One of the most promising signs of his play was that MacKinnon was regularly underscoring based on the chances he was getting. Often, when players of his skill level do this, they regress and start meeting (or exceeding) expectations set by these metrics. I’m not sure many people were prepared for what would come the following season.
The Breakout Years: 2017-Present
If there was any doubt that MacKinnon wouldn’t live up to his potential, it was put to rest in the 2017-18 season. After a slow start, with 1 goal and 4 assists in his first 10 games, he found his stride, registering 38 goals and 54 assists in the final 72 games of the season (1.28 points/game in that stretch). New-found chemistry with Mikko Rantanen and Gabriel Landeskog was part for his offensive explosion (they spent 55% of even strength ice time together), as well as MacKinnon’s improved shooting ability (scoring 39 goals in spite of a 24.36 xG).
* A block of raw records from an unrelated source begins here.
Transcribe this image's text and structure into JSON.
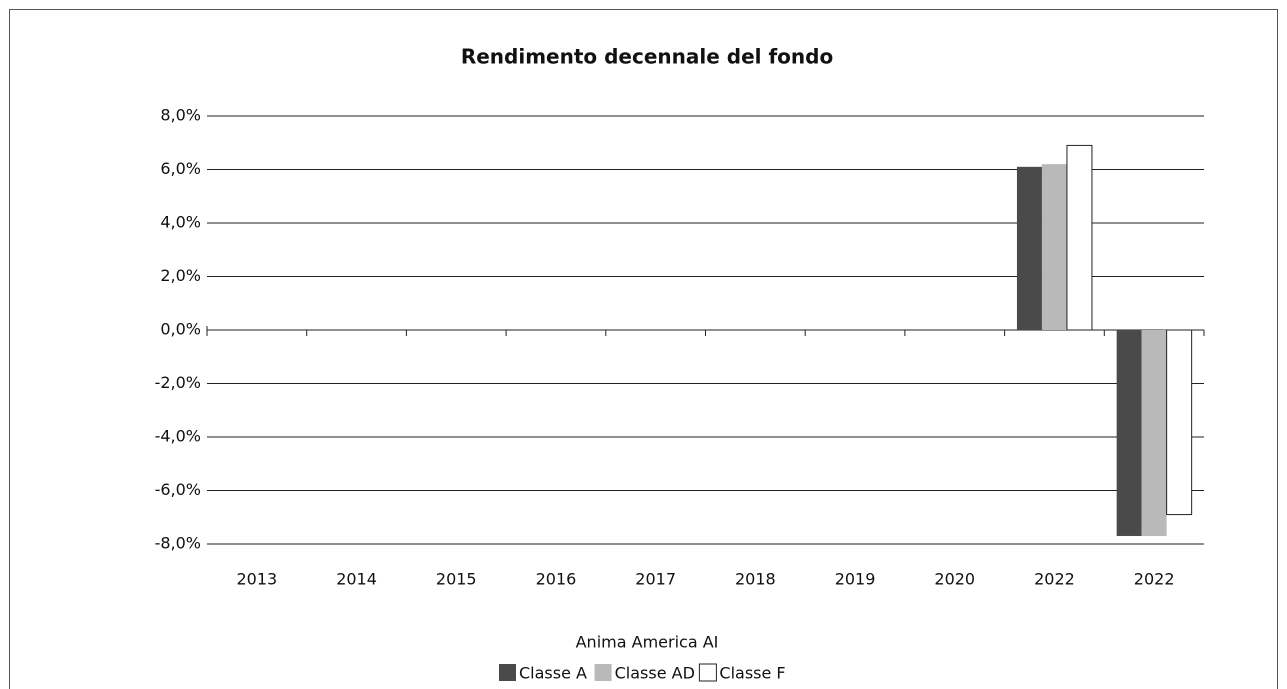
{
  "chart_data": {
    "type": "bar",
    "title": "Rendimento decennale del fondo",
    "legend_title": "Anima America AI",
    "categories": [
      "2013",
      "2014",
      "2015",
      "2016",
      "2017",
      "2018",
      "2019",
      "2020",
      "2022",
      "2022"
    ],
    "series": [
      {
        "name": "Classe A",
        "color": "#4a4a4a",
        "values": [
          null,
          null,
          null,
          null,
          null,
          null,
          null,
          null,
          6.1,
          -7.7
        ]
      },
      {
        "name": "Classe AD",
        "color": "#b9b9b9",
        "values": [
          null,
          null,
          null,
          null,
          null,
          null,
          null,
          null,
          6.2,
          -7.7
        ]
      },
      {
        "name": "Classe F",
        "color": "#ffffff",
        "values": [
          null,
          null,
          null,
          null,
          null,
          null,
          null,
          null,
          6.9,
          -6.9
        ]
      }
    ],
    "ylim": [
      -8,
      8
    ],
    "yticks": [
      {
        "value": -8,
        "label": "-8,0%"
      },
      {
        "value": -6,
        "label": "-6,0%"
      },
      {
        "value": -4,
        "label": "-4,0%"
      },
      {
        "value": -2,
        "label": "-2,0%"
      },
      {
        "value": 0,
        "label": "0,0%"
      },
      {
        "value": 2,
        "label": "2,0%"
      },
      {
        "value": 4,
        "label": "4,0%"
      },
      {
        "value": 6,
        "label": "6,0%"
      },
      {
        "value": 8,
        "label": "8,0%"
      }
    ],
    "grid": true,
    "legend": "bottom"
  }
}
In the playoffs that year, the Avalanche’s first appearance since he was a rookie, MacKinnon maintained his pace, scoring 3 goals and 3 assists in 6 games en route to a first-round exit. His performance in the regular season earned him a nomination for the Hart Trophy, ultimately finishing second to Taylor Hall of the New Jersey Devils.
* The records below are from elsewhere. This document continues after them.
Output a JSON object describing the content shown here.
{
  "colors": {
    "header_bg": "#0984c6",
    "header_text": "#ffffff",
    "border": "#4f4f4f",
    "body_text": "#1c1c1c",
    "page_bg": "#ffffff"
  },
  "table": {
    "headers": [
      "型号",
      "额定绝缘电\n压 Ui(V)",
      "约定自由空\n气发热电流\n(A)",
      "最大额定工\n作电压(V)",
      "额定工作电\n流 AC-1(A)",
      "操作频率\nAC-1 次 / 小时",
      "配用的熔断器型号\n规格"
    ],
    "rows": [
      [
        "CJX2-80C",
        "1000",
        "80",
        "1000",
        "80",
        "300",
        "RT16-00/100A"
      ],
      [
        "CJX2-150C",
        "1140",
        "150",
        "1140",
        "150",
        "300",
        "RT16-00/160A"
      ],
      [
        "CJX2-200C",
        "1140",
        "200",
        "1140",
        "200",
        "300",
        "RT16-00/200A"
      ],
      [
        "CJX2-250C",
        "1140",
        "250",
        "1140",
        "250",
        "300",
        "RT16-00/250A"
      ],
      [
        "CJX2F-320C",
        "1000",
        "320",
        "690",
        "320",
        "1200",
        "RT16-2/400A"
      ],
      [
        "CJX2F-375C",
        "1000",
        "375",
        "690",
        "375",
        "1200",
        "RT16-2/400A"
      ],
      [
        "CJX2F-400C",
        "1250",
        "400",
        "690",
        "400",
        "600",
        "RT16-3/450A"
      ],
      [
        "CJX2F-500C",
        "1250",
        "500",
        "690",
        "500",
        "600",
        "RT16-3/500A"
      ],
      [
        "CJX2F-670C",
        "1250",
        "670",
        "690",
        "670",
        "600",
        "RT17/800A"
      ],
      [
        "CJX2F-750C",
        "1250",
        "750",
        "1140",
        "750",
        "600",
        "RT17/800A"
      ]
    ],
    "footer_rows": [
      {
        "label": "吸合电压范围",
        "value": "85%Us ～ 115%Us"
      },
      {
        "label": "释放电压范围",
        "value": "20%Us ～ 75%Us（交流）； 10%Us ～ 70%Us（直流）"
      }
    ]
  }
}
In the years since, MacKinnon has continued his dominance, registering 41 goals (32.5 xG, fourth best in the NHL) and 99 points in 82 games (1.21 points/game) in the 2018-19 season. He followed that up with 6 goals and 7 assists in 12 games in the playoffs that season, en route to their second-round exit against the San Jose Sharks. In 2019-20, he has 26 goals (15.63 xG, ranked 9th in the league) and 39 assists in 44 games (1.48 points/game).
That pace would give him 48 goals and 67 assists at season’s end, blowing past his previous career highs. What is even more impressive, though, is that a chunk of his scoring this season was done without his usual linemates, Landeskog and Rantanen were both sidelined for 16 games with injuries, showing that he doesn’t depend on other players to help him produce at an elite level.
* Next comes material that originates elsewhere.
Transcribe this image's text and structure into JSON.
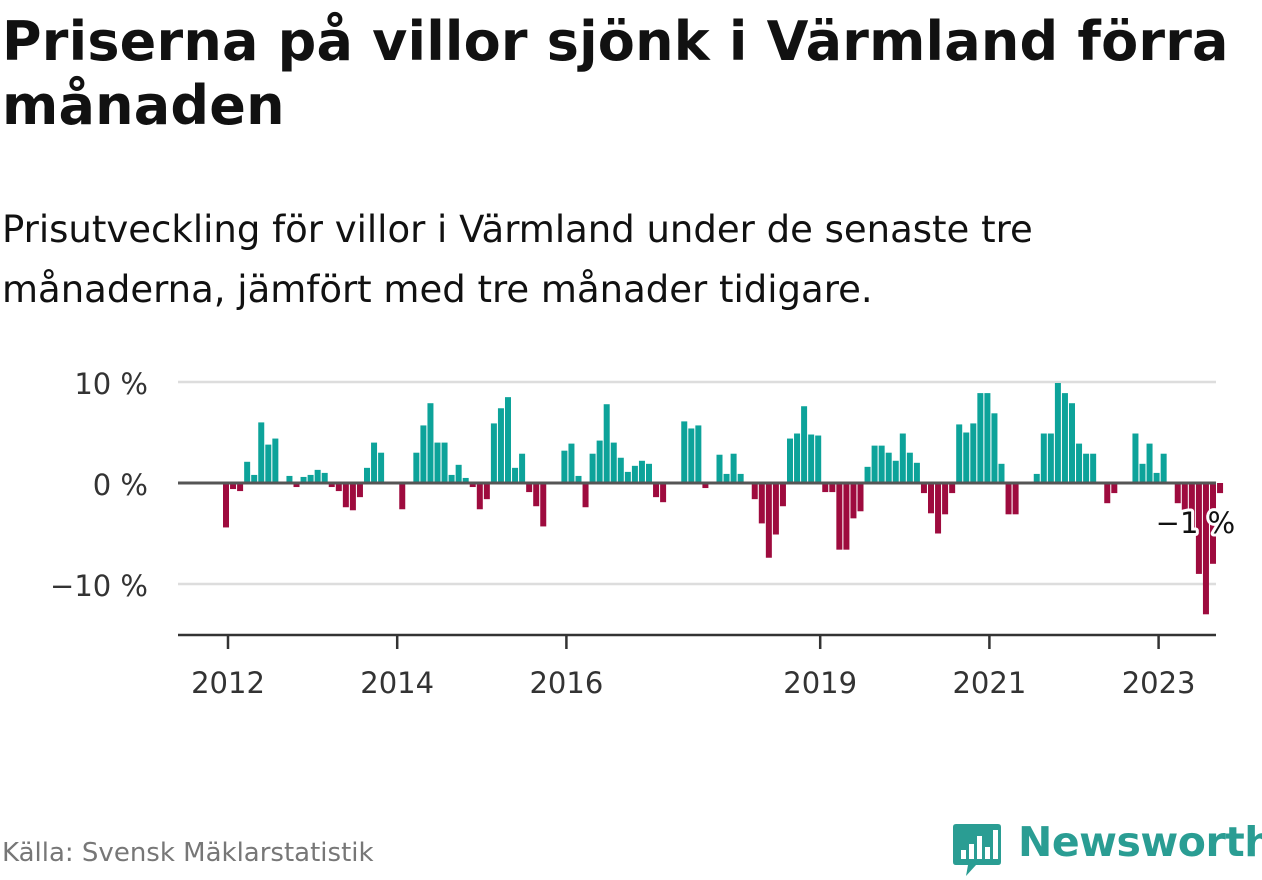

MacKinnon has evolved into one of the league’s most dynamic and consistent forwards, helping propel the Avalanche from the bottom of the NHL to Stanley Cup contenders in just three seasons. He is poised to take his game to even further heights this season, and it’ll be exciting to see how much further he pushes his game in the next 500 games of his career. Congratulations to Nathan on 500 games and a great career thus far!